Der Kläger macht allerdings Verfahrensfehler des SG geltend. Zum einen führt er die Besorgnis der Befangenheit bezüglich eines ehrenamtlichen Richters an, der ein Abzeichen getragen habe, das ihn als Vertreter der Arbeitgeberseite ausweise. Zum anderen macht er die Besorgnis der Befangenheit gegenüber dem Vorsitzenden des SG geltend, weil der Ausgang des Verfahrens von Beginn an festgestanden habe. Zudem sei ihm ein Schriftsatz des Beklagten erst nach der mündlichen Verhandlung zugegangen. Dieses Vorbringen greift jedoch nicht durch. Zum einen gehört gemäß § 12 Abs. 2 SGG unter anderem in Angelegenheiten der Grundsicherung für Arbeitssuchende je ein ehrenamtlicher Richter dem Kreis der Versicherten und der Arbeitgeber an. Eine Befangenheit ist daher im Tragen eines entsprechenden Abzeichens nicht zu erkennen. Ein Mangel der Besetzung scheidet daher aus. Zudem und entscheidend ist jedoch, dass der Kläger diesen Mangel ebenso wie die Besorgnis der Befangenheit gegenüber dem Vorsitzenden des SG nicht im Rahmen der mündlichen Verhandlung vor dem SG rechtzeitig gerügt hat. Vielmehr hat der Kläger im Rahmen der mündlichen Verhandlung trotz der Kenntnis der seiner Meinung nach bestehenden Mängel – er hat das Abzeichen des ehrenamtlichen Richters gesehen und ging von einer von Anfang an feststehenden Entscheidung des SG aus – einen Klageantrag gestellt, ohne den Ablehnungsgrund geltend zu machen. Somit hat er sich weiter auf eine Verhandlung eingelassen (vgl. Leitherer in Meyer-Ladewig/Keller/ Leitherer/Schmidt a.a.O. § 144 Rn. 33a, Keller ebenda § 60 Rn. 11a ff.; § 60 Abs. 1 SGG i.V.m. § 43 Zivilprozessordnung -ZPO-). Der vom Kläger angesprochene, zu spät übersandte Schriftsatz des Beklagten vom 10.07.2017 bezog sich auf einen anderen Rechtsstreit und erlangt daher vorliegend keine Bedeutung.
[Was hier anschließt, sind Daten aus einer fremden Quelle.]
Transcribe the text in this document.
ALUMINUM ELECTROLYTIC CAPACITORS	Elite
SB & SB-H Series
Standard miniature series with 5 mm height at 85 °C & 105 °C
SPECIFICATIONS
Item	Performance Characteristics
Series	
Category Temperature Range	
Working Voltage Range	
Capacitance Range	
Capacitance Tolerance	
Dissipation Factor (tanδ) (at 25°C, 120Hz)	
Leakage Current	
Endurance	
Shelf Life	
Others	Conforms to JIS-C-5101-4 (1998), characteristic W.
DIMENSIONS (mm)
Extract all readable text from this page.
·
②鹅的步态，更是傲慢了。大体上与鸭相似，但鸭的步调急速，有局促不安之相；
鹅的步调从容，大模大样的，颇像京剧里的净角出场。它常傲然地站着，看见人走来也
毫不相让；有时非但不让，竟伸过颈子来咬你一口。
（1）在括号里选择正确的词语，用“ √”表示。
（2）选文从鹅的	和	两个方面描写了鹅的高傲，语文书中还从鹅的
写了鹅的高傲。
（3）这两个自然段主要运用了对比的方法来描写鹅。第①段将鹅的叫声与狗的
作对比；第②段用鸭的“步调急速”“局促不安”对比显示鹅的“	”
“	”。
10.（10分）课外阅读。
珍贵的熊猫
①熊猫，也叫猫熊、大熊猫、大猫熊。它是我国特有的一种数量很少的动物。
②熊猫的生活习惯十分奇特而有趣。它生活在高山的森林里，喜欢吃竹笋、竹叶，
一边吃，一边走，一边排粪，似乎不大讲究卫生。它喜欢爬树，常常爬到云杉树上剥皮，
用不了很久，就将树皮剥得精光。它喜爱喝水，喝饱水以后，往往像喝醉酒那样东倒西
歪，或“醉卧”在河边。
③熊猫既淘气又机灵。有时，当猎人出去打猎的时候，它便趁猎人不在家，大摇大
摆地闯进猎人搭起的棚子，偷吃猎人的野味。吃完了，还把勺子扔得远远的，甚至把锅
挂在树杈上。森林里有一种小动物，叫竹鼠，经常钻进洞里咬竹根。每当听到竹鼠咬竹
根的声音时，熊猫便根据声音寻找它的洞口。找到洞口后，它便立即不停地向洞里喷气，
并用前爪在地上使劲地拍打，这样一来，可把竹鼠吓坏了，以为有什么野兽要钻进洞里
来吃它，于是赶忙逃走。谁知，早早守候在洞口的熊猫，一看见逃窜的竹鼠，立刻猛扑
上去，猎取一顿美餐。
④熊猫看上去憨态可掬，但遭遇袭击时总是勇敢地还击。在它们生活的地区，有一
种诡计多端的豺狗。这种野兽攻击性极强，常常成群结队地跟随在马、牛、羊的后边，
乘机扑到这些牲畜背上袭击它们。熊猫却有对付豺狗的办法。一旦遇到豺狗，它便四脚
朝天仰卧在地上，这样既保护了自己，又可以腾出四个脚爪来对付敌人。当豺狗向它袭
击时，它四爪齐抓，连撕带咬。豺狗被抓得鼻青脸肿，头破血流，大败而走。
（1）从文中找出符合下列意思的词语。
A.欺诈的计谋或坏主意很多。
Weitere Verfahrensfehler (wie z. B. fehlende Urteilsgründe hinsichtlich der Zulässigkeit einer Verböserung und der Aufhebung der Leistungsbewilligung eventuell für die Vergangenheit mit Widerspruchsbescheid vom 19.12.2016) hat der Kläger weder geltend gemacht noch liegen sie tatsächlich vor. Das Urteil des SG enthält diesbezüglich hinsichtlich der Entscheidungsgründe (§ 136 Abs. 1 Nr. 6 SGG) zwar Lücken (vgl. Keller a.a.O. § 136 Rn. 7g), macht jedoch Ausführungen zum wesentlichen Vorbringen des Klägers.
Nach alledem war die Beschwerde mit der Folge zurückzuweisen, dass das Urteil des SG rechtskräftig ist (§ 145 Abs. 4 Satz 4 SGG).
Die Kostenentscheidung beruht auf der entsprechenden Anwendung des § 193 SGG.
Dieser Beschluss ist unanfechtbar (§ 177 SGG).